In the summer of 2022, the Financial Action Task Force (FATF) decided that Malta, a major center of online gaming activity, had progressed sufficiently to meet its financial integrity guidelines. Consequently, the watchdog removed the Mediterranean nation from its grey list, lifting limitations and the possibility of severe penalties. However, new investigations suggest that it may have acted too hastily.

An aerial perspective of the Central Bank of Malta. Even after the country was taken off the list, there were still occurrences of money laundering happening. (Image: Alamy)

The FATF, the international financial and anti-money laundering (AML) monitor, explains that countries on the grey list are subjected to intensified monitoring. These countries are “actively working with the FATF to address strategic inadequacies in their regimes to counter money laundering, terrorist financing, and proliferation financing.”

The watchdog resolved, in June 2022, that Malta no longer needed to be subjected to increased vigilance. Nonetheless, the country is still reportedly the favored destination for criminals and embezzlers. This has the potential for billions of dollars of illicit money to keep being funneled through its banks.

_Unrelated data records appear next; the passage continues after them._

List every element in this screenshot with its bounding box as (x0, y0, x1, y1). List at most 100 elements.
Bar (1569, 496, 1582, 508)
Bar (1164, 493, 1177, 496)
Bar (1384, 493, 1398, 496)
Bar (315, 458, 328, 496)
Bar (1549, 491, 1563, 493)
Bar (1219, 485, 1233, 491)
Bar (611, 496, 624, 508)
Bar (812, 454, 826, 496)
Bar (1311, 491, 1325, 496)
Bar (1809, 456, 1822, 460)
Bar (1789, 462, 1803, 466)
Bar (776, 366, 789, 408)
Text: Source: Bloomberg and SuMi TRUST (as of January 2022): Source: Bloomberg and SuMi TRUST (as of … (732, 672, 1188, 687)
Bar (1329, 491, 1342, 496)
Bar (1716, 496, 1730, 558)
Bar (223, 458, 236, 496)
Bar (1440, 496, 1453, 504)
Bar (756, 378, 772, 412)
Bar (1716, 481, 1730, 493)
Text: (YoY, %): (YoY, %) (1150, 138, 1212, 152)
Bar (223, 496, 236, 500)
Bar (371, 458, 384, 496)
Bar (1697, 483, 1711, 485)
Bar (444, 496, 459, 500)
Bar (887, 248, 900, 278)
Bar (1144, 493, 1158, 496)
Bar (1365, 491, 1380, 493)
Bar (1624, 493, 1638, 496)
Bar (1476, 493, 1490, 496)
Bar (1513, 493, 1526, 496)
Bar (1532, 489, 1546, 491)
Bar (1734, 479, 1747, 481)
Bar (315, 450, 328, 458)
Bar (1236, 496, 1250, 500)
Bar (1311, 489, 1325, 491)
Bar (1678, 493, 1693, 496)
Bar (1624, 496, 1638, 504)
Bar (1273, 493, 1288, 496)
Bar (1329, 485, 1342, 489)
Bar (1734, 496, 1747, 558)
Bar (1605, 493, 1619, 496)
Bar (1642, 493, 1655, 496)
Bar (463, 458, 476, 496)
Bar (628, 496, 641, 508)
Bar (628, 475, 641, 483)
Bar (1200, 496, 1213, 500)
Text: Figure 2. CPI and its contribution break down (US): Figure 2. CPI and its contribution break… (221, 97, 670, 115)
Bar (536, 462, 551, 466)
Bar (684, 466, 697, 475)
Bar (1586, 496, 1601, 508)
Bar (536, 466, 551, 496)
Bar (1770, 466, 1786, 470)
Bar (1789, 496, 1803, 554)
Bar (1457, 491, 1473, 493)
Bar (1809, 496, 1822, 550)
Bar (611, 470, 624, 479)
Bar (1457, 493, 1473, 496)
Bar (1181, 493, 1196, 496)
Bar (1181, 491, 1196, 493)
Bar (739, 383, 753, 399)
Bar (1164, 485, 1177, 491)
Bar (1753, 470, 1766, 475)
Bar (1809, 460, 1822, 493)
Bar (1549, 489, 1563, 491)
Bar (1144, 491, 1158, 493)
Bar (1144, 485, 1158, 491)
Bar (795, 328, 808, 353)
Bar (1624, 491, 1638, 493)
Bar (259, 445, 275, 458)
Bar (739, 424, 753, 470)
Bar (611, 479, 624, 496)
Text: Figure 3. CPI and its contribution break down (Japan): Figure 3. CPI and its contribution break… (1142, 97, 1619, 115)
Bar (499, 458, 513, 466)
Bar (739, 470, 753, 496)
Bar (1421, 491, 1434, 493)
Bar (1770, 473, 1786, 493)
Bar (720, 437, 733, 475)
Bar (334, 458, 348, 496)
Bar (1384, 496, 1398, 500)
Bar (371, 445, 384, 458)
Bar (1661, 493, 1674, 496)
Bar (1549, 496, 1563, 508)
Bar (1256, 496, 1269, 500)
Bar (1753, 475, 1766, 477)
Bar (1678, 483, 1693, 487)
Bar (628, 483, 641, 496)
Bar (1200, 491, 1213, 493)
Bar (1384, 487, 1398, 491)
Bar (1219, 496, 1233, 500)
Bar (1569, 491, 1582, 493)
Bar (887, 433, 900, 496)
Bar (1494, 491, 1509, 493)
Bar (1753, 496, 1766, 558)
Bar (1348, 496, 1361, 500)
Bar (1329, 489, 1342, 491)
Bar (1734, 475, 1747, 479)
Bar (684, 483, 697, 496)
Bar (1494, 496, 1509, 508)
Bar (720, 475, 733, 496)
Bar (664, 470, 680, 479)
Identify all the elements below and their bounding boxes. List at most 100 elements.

No Questions Asked For All Money Welcome

AP News reported last week that Alvaro Ledo Nass, a Venezuelan lawyer, had his hands deep in a major money-laundering operation. He assisted in directing the state-run oil company Petroleos de Venezuela, S.A., at one point laundering around $1.2 billion in misappropriated funds. Approximately $547 million went through Malta.

Nass also received bribes of more than $11 million over a five-year period between 2012 and 2017. That money was part of a massive, $600-million loan deal. The lawyer had to find a place to conceal his illegally-obtained funds, so he allegedly chose places in Spain, the Bahamas, New Jersey, and possibly, Malta.

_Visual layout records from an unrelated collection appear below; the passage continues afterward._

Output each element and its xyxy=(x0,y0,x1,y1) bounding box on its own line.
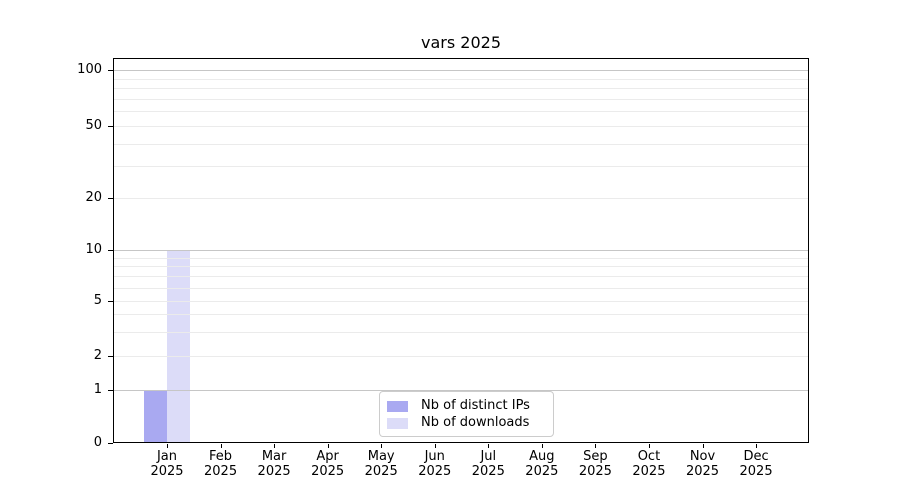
gridline-minor xyxy=(113,126,809,127)
x-axis-month-label: Nov 2025 xyxy=(685,449,720,479)
plot-area xyxy=(113,58,809,443)
gridline-minor xyxy=(113,301,809,302)
x-tick-mark xyxy=(381,444,383,448)
chart-title: vars 2025 xyxy=(421,33,501,52)
y-tick-mark xyxy=(108,390,113,391)
x-tick-mark xyxy=(274,444,276,448)
x-tick-mark xyxy=(434,444,436,448)
x-tick-mark xyxy=(595,444,597,448)
x-tick-mark xyxy=(702,444,704,448)
y-axis-tick-label: 2 xyxy=(93,348,102,363)
x-axis-month-label: Jun 2025 xyxy=(418,449,452,479)
legend-swatch xyxy=(387,400,408,412)
x-tick-mark xyxy=(541,444,543,448)
x-axis-month-label: Feb 2025 xyxy=(204,449,238,479)
x-tick-mark xyxy=(220,444,222,448)
y-tick-mark xyxy=(108,70,113,71)
x-axis-month-label: Apr 2025 xyxy=(311,449,345,479)
y-tick-mark xyxy=(108,443,113,444)
gridline-major xyxy=(113,390,809,391)
x-axis-month-label: Jul 2025 xyxy=(471,449,505,479)
bar-nb-of-distinct-ips xyxy=(143,390,167,443)
x-axis-month-label: Sep 2025 xyxy=(578,449,612,479)
y-tick-mark xyxy=(108,356,113,357)
gridline-minor xyxy=(113,166,809,168)
y-tick-mark xyxy=(108,126,113,127)
x-axis-month-label: Dec 2025 xyxy=(739,449,773,479)
legend-label: Nb of downloads xyxy=(421,415,530,430)
x-tick-mark xyxy=(648,444,650,448)
gridline-minor xyxy=(113,276,809,278)
y-axis-tick-label: 100 xyxy=(77,62,102,77)
y-axis-tick-label: 5 xyxy=(93,293,102,308)
y-axis-tick-label: 1 xyxy=(93,382,102,397)
bar-nb-of-downloads xyxy=(166,250,190,443)
gridline-minor xyxy=(113,143,809,145)
legend-swatch xyxy=(387,417,408,429)
gridline-minor xyxy=(113,287,809,289)
y-axis-tick-label: 20 xyxy=(85,190,102,205)
gridline-minor xyxy=(113,257,809,259)
gridline-minor xyxy=(113,314,809,316)
x-axis-month-label: Oct 2025 xyxy=(632,449,666,479)
gridline-minor xyxy=(113,78,809,80)
gridline-minor xyxy=(113,88,809,90)
x-tick-mark xyxy=(167,444,168,448)
gridline-minor xyxy=(113,331,809,333)
gridline-minor xyxy=(113,98,809,100)
x-axis-month-label: Mar 2025 xyxy=(257,449,291,479)
y-tick-mark xyxy=(108,301,113,302)
x-tick-mark xyxy=(756,444,758,448)
x-tick-mark xyxy=(327,444,329,448)
gridline-minor xyxy=(113,266,809,268)
legend-label: Nb of distinct IPs xyxy=(421,398,530,413)
x-axis-month-label: Jan 2025 xyxy=(150,449,184,479)
gridline-minor xyxy=(113,111,809,113)
legend-item: Nb of downloads xyxy=(387,415,545,431)
gridline-minor xyxy=(113,198,809,199)
y-tick-mark xyxy=(108,250,113,251)
gridline-major xyxy=(113,250,809,251)
x-axis-month-label: May 2025 xyxy=(364,449,398,479)
legend: Nb of distinct IPs Nb of downloads xyxy=(379,391,554,437)
gridline-minor xyxy=(113,356,809,357)
x-axis-month-label: Aug 2025 xyxy=(525,449,559,479)
x-tick-mark xyxy=(488,444,490,448)
legend-item: Nb of distinct IPs xyxy=(387,398,545,414)
y-axis-tick-label: 50 xyxy=(85,118,102,133)
y-axis-tick-label: 10 xyxy=(85,242,102,257)
y-axis-tick-label: 0 xyxy=(93,435,102,450)
gridline-major xyxy=(113,70,809,71)
y-tick-mark xyxy=(108,198,113,199)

Malta’s involvement emerged as Nass showed up in a Miami federal court to face charges of money laundering. He became a whistleblower in a bigger case that also implicates Venezuelan President Nicolás Maduro.

Three of Maduro’s stepsons allegedly helped launder the $1.2 billion illegally appropriated from the oil company. Maltese financial institutions accepted 10 wire transfers for the $547 million and never asked follow-up questions.

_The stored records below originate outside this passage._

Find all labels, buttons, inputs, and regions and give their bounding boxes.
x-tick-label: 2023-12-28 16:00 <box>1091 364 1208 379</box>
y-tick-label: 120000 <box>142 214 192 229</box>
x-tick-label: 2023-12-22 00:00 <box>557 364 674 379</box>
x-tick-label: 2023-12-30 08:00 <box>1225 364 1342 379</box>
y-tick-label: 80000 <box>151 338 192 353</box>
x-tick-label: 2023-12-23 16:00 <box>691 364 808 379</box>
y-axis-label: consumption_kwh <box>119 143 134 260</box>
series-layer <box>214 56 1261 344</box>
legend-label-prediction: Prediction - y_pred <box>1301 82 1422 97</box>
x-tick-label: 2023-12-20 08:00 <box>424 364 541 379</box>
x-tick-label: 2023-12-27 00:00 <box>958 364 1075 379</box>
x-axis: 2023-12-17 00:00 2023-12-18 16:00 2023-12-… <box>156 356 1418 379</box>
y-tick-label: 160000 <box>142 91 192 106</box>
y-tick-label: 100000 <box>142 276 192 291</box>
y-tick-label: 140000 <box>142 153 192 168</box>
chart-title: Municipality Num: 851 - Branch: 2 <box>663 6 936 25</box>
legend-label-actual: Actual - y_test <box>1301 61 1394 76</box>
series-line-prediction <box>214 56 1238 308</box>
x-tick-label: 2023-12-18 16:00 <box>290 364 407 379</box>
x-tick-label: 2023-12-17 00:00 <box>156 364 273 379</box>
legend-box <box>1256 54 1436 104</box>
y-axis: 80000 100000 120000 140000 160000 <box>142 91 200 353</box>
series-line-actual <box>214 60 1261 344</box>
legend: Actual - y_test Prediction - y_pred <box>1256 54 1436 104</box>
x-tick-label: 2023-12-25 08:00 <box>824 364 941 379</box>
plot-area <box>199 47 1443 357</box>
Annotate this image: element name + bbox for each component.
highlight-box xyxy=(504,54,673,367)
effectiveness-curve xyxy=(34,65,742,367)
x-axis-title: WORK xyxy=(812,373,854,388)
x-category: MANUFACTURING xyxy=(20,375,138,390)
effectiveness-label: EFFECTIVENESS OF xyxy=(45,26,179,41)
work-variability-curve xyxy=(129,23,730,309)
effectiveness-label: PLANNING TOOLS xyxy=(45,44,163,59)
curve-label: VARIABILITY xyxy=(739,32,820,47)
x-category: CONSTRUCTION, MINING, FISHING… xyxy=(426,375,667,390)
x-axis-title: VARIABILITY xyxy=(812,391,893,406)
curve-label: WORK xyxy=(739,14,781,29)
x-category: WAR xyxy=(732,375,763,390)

Venezuela isn’t the only one. In 2020, reports surfaced that Congolese businessman Sindika Dokolo and his wife, Isabel dos Santos, used shell companies to misappropriate billions of dollars. A great deal of that went through Malta.

More than just a businessman’s wife, dos Santos is the daughter of Angola’s former President and dictator, José Eduardo dos Santos. At one point, Forbes listed her as the wealthiest woman in Africa. She may have attained that rank through illegal activity. Dokolo and dos Santos allegedly used their positions to live in luxury off of funds they embezzled from the government.

Then there’s Faruk Fatih Özer, a Turkish entrepreneur who ripped off Thodex, the cryptocurrency exchange he founded. He stashed over $14 million in Malta before police arrested him last year in Albania.

FATF Ignores the Facts

Malta was placed on the FATF grey list in June 2021 and stayed there for one year. Some of the billion-dollar scandals were still running when it was listed. When the watchdog removed Malta from the list last summer, it claimed it was “satisfied that Malta has successfully implemented a series of reforms that it suggested last year.”

That was only two years after Malta determined that the former head of the Malta Financial Services Authority, Joseph Cuschieri, violated local and European Union-level ethics regulations. He traveled to Las Vegas with Yorgen Fenech , the controversial businessman and gambling entrepreneur now standing trial for supposedly murdering journalist Daphne Caruana Galizia.

That scandal is still ongoing, and has reached the highest levels of government. It resulted in the resignation of then-Prime Minister Joseph Muscat in 2019. The case includes suspicions of money laundering, bribery, and other offenses.

In combination with the other recent scandals, it appears the FATF may have taken Malta off its grey list too soon.